In this section you'll include a summary of what you have learned about your (research) question along with (statistical) arguments supporting your conclusions.

In addition, discuss the limitations of your analysis and provide suggestions on ways the analysis could be improved. (Hendrik)

Any potential issues pertaining to the reliability and validity of your data and appropriateness of the statistical analysis should also be discussed here. (Hendrik)

Lastly, this section will include your recommended action. (Esad)

We can clearly see that Chicago is a very violent city and that the city council needs to react or prevent. 

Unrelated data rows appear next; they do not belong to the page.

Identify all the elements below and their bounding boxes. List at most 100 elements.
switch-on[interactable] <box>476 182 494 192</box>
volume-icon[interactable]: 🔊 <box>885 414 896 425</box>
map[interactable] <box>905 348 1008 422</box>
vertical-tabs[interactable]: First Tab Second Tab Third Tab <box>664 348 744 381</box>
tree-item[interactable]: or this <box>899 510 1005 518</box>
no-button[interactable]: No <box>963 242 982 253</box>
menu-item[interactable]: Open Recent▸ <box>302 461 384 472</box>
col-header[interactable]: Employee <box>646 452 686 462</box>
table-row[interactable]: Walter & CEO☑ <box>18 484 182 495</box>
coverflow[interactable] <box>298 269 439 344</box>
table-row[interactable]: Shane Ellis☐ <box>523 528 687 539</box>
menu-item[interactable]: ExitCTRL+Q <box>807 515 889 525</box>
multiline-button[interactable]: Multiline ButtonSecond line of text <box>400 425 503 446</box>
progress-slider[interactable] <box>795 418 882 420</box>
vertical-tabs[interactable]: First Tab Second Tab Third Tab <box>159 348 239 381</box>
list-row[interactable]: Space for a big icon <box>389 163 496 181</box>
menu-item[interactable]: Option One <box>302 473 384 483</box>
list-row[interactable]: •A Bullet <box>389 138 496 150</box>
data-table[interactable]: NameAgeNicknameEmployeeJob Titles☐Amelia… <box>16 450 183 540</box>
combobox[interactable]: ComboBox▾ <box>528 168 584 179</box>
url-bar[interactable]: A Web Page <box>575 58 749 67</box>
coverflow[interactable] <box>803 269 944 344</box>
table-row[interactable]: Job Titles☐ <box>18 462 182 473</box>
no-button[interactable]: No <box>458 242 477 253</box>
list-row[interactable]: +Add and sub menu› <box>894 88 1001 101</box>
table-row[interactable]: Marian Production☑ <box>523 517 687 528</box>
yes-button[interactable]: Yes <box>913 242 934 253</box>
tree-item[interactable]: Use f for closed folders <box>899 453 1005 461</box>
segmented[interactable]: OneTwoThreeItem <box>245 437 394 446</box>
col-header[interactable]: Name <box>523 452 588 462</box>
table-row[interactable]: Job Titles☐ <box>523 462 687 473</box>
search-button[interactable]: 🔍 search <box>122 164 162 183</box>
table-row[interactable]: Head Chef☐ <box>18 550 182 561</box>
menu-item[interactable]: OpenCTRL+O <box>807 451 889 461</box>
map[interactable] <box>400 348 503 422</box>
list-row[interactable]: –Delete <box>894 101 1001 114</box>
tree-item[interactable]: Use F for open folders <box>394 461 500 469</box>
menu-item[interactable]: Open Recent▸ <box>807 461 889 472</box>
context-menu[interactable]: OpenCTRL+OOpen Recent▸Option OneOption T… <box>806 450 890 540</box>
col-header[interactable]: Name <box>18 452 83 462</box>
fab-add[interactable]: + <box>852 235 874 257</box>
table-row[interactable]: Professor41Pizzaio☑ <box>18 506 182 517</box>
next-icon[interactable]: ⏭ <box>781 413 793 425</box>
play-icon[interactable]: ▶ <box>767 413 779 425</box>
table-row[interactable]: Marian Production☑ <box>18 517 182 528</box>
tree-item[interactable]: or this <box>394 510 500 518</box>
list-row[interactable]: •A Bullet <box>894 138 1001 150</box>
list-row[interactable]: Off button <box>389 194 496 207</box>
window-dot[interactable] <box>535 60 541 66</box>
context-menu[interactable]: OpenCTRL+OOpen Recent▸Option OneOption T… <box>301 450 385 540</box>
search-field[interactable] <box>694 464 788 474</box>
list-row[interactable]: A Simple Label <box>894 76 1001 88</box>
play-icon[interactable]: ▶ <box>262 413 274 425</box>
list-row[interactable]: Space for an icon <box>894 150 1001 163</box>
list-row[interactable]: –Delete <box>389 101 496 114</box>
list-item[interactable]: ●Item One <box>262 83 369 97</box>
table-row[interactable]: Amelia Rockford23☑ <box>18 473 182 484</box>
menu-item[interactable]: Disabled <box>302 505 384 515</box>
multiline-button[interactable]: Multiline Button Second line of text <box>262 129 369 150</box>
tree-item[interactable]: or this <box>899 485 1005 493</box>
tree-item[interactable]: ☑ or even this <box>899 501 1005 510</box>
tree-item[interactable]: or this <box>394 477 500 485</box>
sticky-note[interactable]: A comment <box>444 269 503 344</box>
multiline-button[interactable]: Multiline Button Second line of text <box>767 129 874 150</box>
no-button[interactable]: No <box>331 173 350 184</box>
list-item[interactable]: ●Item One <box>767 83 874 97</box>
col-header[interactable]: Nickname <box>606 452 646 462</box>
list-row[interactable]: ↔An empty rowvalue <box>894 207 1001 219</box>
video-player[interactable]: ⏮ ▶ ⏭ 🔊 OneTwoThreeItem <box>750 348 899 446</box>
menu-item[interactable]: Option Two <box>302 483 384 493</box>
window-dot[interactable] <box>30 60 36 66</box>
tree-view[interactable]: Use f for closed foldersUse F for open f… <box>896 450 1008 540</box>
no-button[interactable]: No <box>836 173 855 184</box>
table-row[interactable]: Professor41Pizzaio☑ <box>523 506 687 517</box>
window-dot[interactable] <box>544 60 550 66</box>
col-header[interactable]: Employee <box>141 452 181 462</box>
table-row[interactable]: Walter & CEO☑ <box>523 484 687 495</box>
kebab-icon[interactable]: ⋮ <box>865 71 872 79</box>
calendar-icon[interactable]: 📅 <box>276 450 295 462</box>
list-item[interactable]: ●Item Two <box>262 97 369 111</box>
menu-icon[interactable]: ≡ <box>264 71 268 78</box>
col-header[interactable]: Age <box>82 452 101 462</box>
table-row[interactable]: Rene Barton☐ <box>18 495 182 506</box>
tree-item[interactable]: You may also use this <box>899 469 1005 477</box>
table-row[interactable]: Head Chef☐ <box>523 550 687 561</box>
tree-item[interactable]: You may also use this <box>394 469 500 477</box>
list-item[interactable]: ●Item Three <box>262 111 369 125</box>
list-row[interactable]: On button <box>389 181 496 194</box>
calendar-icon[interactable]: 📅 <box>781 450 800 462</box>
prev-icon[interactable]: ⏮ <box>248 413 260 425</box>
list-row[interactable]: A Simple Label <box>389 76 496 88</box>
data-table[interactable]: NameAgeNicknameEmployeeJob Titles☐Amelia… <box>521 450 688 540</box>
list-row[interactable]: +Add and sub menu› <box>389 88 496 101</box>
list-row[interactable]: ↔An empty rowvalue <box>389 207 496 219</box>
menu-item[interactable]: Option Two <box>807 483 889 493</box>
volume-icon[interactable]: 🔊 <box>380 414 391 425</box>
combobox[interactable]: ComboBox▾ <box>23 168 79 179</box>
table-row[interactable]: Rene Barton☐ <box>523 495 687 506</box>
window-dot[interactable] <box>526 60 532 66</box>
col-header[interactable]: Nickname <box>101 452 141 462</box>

Therefore we still suggest Crime Prevention Center in the districts. We understand that it is to expensive to open them in every district. If we think about our analysis and our graphs we would open at least 5 Center in the most violent districts:

- 1. District 11 (5432 incidents)
- 2. District 6 (4712)
- 3. District 8 (4591)
- 4. District 1 (4560)
- 5. District 18 (4485)

We also understand that the Prevention Center can't be open 24 hours a day, so we would adapt their opening hours to the time when the most crime happen statisticly. We would suggest opening times at least from 11am to 8 pm because this are the most violent hours, especially at 12pm and 7 pm. The 5 most violent hours are:

- 1. 12pm   (4663 incidents)
- 2. 7pm    (4413)
- 3. 6pm    (4383)
- 4. 3pm    (4226)
- 5. 5pm    (4225)

If we think about the different months over the year, we would still recommend too keep the Prevention Center open the whole year, because there are no months with a significant decrease of crime.